All the data being ingested and/or generated inside Polly is being stored inside AWS. Types of data include input/output files, logs, DB transactional data & static data. No data as of now is being stored outside of the AWS account. Although AWS provides very high durability and reliability for all the data stores, there is still a risk associated with some circumstances like accidental deletion, natural hazard & unwanted access to the AWS account.

Datastores

There are majorly 5 data stores in which the data is being stored currently inside AWS:


Datastore Purpose Backup Frequency
RDS (Postgres) For Tabular data
To store relational transactional data, including but not limited to users & organizations' information, workspaces data/metadata etc.
Uses AWS backup service (managed service for automated backups) Daily
DynamoDB For JSON based data
It works as extension to Postgres for the core working of the platform.
Uses AWS backup service (managed service for automated backups) Daily
Elasticsearch For Analysis Ready data Before ingesting data into Elasticsearch, it is being loaded to an Amazon S3 bucket(s). In case Elasticsearch data is lost, we can re-index the data from S3 buckets.

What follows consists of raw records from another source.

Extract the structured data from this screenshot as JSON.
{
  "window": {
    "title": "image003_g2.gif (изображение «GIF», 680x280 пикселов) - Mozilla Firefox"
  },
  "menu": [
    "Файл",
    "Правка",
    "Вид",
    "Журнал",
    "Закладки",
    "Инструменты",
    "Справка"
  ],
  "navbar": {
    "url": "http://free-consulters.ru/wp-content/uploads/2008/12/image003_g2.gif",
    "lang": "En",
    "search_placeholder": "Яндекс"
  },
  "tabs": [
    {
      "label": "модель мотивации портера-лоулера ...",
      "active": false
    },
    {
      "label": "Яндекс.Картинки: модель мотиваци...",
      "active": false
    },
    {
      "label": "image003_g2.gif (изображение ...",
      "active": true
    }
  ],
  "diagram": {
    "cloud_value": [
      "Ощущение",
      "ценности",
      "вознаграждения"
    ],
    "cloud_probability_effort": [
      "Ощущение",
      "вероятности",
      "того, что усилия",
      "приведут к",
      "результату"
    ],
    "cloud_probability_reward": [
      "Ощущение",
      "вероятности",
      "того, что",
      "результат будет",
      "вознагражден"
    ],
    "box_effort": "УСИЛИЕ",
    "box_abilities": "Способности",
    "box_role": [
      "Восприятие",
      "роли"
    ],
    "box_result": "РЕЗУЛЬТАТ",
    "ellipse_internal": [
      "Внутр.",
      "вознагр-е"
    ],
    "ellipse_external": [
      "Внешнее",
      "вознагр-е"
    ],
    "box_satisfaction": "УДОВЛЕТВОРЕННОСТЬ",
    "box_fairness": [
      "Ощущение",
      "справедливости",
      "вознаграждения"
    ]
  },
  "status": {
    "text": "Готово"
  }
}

Daily
EFS For application state storing
Applications based on shiny architecture uses EFS for storing application state at a given point in time.
Uses AWS backup service (managed service for automated backups) Daily
S3 buckets For File storage

S3 contains:
Static content: Media, Configurations etc
Input/Output files: Files ingested into the platform and/or generated output files
Logs Application logs
Custom cron job exectution

The job copies the files every day into a separate account.
Daily



Key take-aways

  • Backups are done at least once a day

  • Following datastores are backed up - RDS, DynamoDB, Elasticsearch, EFS, S3 buckets.

  • In case of a disaster, a maximum of one day of data will be lost.